Longest flights ranked by who sits next to you

Hipster man seat mate on longest flights

 

Airlines, for reasons most people find incomprehensible, like to boast of record-setting non-stop flights, ranked by hours in the air. The longest flights are currently claimed to be around 17 hours, although as every passenger knows, the real duration of a flight is determined by who sits next to you. The very longest flights include those on which your seatmate is:

Positive you said you would shut the oven off.

Struggling with issues of bladder control.

Louder than an accompanying child.

Returning from a wedding, with photos.

Demonstrably capable of reciting pi to 3,764 places.

Attempting to assemble an unidentifiable electronic device.

Recently retired, from sumo wrestling.

Watching an X-rated movie, you’ve already seen.

Shackled, but not gagged.

Dead.

5 coolest places in America: The Lawsuit

coolest places in America

We learned today that BobCarriesOn.com is facing a lawsuit by an irate reader who blames us for the severe frostbite he suffered while visiting, allegedly at our recommendation, one of the places featured in a story we recently ran, “The 5 coolest places in America.”

The reader maintains the story should have warned that in none of the places were open-toed sandals appropriate winter footwear.

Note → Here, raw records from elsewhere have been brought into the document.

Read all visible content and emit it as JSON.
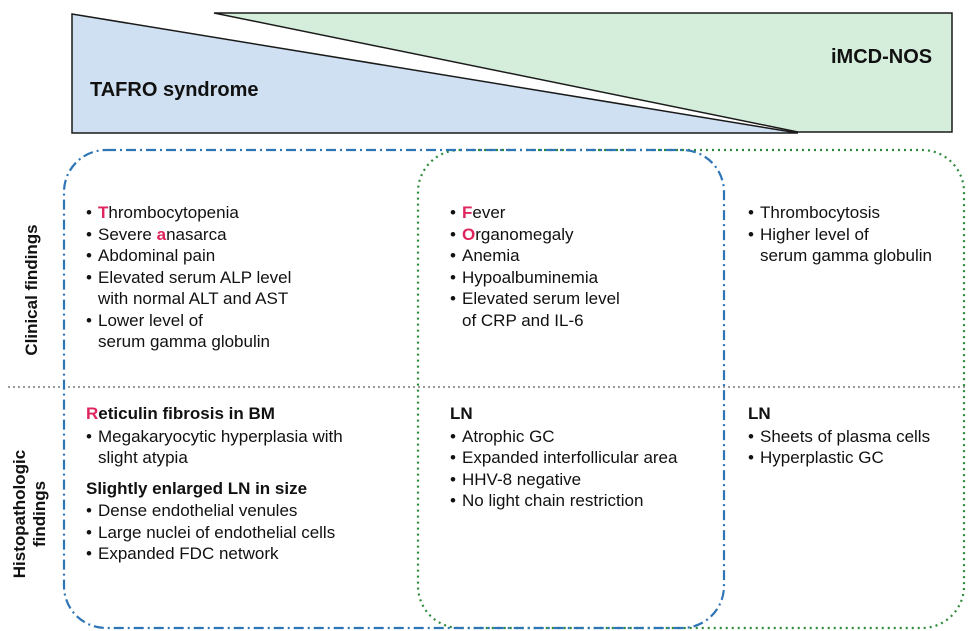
{
  "header": {
    "left_title": "TAFRO syndrome",
    "right_title": "iMCD-NOS"
  },
  "row_labels": {
    "clinical": "Clinical findings",
    "histo_line1": "Histopathologic",
    "histo_line2": "findings"
  },
  "clinical": {
    "tafro": [
      {
        "hl": "T",
        "rest": "hrombocytopenia"
      },
      {
        "pre": "Severe ",
        "hl": "a",
        "rest": "nasarca"
      },
      {
        "rest": "Abdominal pain"
      },
      {
        "rest": "Elevated serum ALP level",
        "cont": "with normal ALT and AST"
      },
      {
        "rest": "Lower level of",
        "cont": "serum gamma globulin"
      }
    ],
    "shared": [
      {
        "hl": "F",
        "rest": "ever"
      },
      {
        "hl": "O",
        "rest": "rganomegaly"
      },
      {
        "rest": "Anemia"
      },
      {
        "rest": "Hypoalbuminemia"
      },
      {
        "rest": "Elevated serum level",
        "cont": "of CRP and IL-6"
      }
    ],
    "imcd": [
      {
        "rest": "Thrombocytosis"
      },
      {
        "rest": "Higher level of",
        "cont": "serum gamma globulin"
      }
    ]
  },
  "histo": {
    "tafro": {
      "heading1_hl": "R",
      "heading1_rest": "eticulin fibrosis in BM",
      "items1": [
        {
          "rest": "Megakaryocytic hyperplasia with",
          "cont": "slight atypia"
        }
      ],
      "heading2": "Slightly enlarged LN in size",
      "items2": [
        {
          "rest": "Dense endothelial venules"
        },
        {
          "rest": "Large nuclei of endothelial cells"
        },
        {
          "rest": "Expanded FDC network"
        }
      ]
    },
    "shared": {
      "heading": "LN",
      "items": [
        {
          "rest": "Atrophic GC"
        },
        {
          "rest": "Expanded interfollicular area"
        },
        {
          "rest": "HHV-8 negative"
        },
        {
          "rest": "No light chain restriction"
        }
      ]
    },
    "imcd": {
      "heading": "LN",
      "items": [
        {
          "rest": "Sheets of plasma cells"
        },
        {
          "rest": "Hyperplastic GC"
        }
      ]
    }
  },
  "colors": {
    "tafro_fill": "#cfe0f2",
    "imcd_fill": "#d5eedb",
    "tafro_border": "#2e75b6",
    "imcd_border": "#2e8b3c",
    "divider": "#9a9a9a",
    "highlight": "#e0245e"
  }
}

We maintain that he, like far too many Internet users, must have read no further than the headline.

If you missed the story, below are the places we mentioned. Before making plans to visit any of them, please read the descriptions carefully.

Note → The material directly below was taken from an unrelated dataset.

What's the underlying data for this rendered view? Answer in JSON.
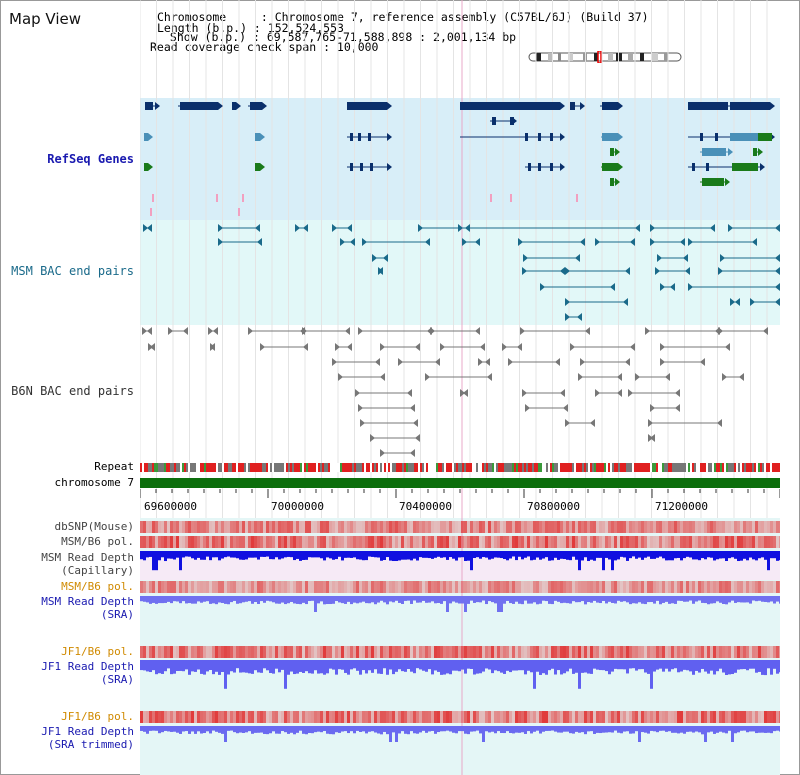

Prospect Creek Camp, Alaska

A work settlement during the construction of the Alaska Pipeline, the now abandoned Prospect Creek Camp holds the record for the lowest temperature ever recorded in the United States: -80 degrees F, on January 21, 1971. Tourist attractions include the pipeline’s Pump Station 5, two still-fluttering airstrip windsocks, and what is believed to be one of the largest collections of pre-Internet pornography ever assembled.

Rogers Pass, Montana

Located in a remote wilderness area on the Continental Divide, Rogers Pass holds the record for the coldest temperature ever recorded in the lower 48 states: -70 degrees F, on January 20, 1954. Tourist attractions include one of the largest remaining concentrations of grizzly bears in the lower 48, and various garments belonging to previous visitors who attempted to outrun them.

Peter Sinks, Utah

A basin-shaped natural depression allegedly named for a man who would have done well to look elsewhere for a homestead site, Peter Sinks holds the record for the coldest temperature ever recorded in Utah: -69.3 degrees F, on February 1, 1985. Tourist attractions include various locations where it is speculated the would-be homesteader may have succumbed to the elements during his first and only winter at the Sinks.

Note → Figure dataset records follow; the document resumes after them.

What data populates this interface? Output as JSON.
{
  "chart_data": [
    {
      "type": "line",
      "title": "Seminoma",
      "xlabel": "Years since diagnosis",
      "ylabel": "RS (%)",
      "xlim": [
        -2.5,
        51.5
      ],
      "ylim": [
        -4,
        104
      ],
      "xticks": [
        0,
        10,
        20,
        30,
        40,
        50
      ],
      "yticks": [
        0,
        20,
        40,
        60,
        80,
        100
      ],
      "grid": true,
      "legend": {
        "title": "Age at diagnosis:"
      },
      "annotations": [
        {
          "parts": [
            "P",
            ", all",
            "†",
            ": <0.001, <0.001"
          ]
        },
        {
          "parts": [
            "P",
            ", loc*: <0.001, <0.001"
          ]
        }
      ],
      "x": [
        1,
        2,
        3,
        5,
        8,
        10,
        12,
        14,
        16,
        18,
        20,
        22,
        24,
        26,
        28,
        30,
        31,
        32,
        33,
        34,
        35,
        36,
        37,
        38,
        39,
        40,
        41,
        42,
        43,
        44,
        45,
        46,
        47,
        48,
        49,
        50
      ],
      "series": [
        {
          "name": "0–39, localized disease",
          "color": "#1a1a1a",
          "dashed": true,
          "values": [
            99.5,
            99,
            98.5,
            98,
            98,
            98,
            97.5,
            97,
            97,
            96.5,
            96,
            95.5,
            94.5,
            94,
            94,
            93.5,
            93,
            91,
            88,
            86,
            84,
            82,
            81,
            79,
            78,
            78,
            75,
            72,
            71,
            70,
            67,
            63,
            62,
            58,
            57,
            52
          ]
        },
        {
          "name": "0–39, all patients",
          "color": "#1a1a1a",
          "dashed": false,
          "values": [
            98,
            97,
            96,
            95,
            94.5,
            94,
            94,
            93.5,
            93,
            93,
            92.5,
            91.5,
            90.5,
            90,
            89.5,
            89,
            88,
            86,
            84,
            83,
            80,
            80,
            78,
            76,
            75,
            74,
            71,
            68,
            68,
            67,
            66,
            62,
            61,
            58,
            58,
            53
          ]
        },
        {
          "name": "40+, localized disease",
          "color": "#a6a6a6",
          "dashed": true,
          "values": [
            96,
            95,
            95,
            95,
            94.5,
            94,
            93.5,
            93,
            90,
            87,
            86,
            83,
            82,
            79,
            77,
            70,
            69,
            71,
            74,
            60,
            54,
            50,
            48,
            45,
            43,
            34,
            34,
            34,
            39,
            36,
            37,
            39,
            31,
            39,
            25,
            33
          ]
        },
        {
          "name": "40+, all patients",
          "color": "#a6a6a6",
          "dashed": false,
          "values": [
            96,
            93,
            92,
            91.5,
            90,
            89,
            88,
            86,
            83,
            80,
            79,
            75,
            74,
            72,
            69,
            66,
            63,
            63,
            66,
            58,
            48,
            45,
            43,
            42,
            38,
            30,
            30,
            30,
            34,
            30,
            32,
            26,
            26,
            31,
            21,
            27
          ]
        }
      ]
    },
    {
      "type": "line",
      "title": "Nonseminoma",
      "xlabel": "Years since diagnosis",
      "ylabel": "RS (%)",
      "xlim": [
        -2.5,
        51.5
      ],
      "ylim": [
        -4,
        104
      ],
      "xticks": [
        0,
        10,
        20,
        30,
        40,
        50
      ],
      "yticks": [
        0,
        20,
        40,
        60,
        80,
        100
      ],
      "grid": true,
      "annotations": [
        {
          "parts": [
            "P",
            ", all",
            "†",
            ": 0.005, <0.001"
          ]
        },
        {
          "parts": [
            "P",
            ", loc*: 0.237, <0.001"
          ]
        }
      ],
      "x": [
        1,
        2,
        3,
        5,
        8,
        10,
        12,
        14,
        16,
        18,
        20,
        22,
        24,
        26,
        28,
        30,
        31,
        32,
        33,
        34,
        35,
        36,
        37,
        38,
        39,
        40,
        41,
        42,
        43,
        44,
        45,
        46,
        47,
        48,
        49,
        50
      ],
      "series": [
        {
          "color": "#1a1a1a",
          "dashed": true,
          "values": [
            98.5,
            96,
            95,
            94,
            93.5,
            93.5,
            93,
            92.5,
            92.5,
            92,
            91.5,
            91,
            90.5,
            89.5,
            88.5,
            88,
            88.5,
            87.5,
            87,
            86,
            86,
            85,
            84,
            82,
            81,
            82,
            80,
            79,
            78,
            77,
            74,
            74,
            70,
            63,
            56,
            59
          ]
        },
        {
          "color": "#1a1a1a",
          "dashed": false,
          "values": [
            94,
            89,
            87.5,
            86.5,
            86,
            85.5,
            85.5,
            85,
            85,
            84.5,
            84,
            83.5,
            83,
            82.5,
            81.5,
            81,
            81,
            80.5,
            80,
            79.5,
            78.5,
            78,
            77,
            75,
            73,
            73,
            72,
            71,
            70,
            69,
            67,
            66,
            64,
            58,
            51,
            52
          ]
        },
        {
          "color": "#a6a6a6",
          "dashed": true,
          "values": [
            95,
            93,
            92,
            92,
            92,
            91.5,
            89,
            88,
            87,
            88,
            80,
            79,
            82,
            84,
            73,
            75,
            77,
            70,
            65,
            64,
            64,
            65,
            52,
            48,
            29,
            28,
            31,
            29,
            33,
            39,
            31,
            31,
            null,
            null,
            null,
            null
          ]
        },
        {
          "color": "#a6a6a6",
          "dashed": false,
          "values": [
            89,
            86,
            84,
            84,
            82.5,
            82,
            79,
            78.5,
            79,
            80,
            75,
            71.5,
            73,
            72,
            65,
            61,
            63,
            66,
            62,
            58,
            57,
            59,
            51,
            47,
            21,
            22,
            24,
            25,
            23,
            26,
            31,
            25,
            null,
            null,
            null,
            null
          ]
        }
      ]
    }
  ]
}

Riverside Ranger Station, Montana

Pay attention here, because the town of Riverside, Wyoming, is sometimes listed as holding the record for the coldest temperature every recorded in Wyoming: -66 degrees F, on February 9, 1933. But according to the weather website wunderground.com, that temperature was actually recorded at the now non-existent Riverside Ranger Station, which in 1933 was located where the town of West Yellowstone, Montana, now stands. Tourist attractions in the Wyoming town, which has a population of 53, include anybody who can give directions to West Yellowstone, a gateway to Yellowstone National Park, eight hours away.

Maybell, Colorado

Vail and Steamboat may have their après ski scenes, but the coolest place in Colorado is Maybell, population 72, which is home to the lowest temperature ever recorded in the state: −61 degrees F, on February 1, 1985. Tourist attractions include the restaurant, the gas station, the general store, and, during the spring, a depth of horse poop today found in few other American communities.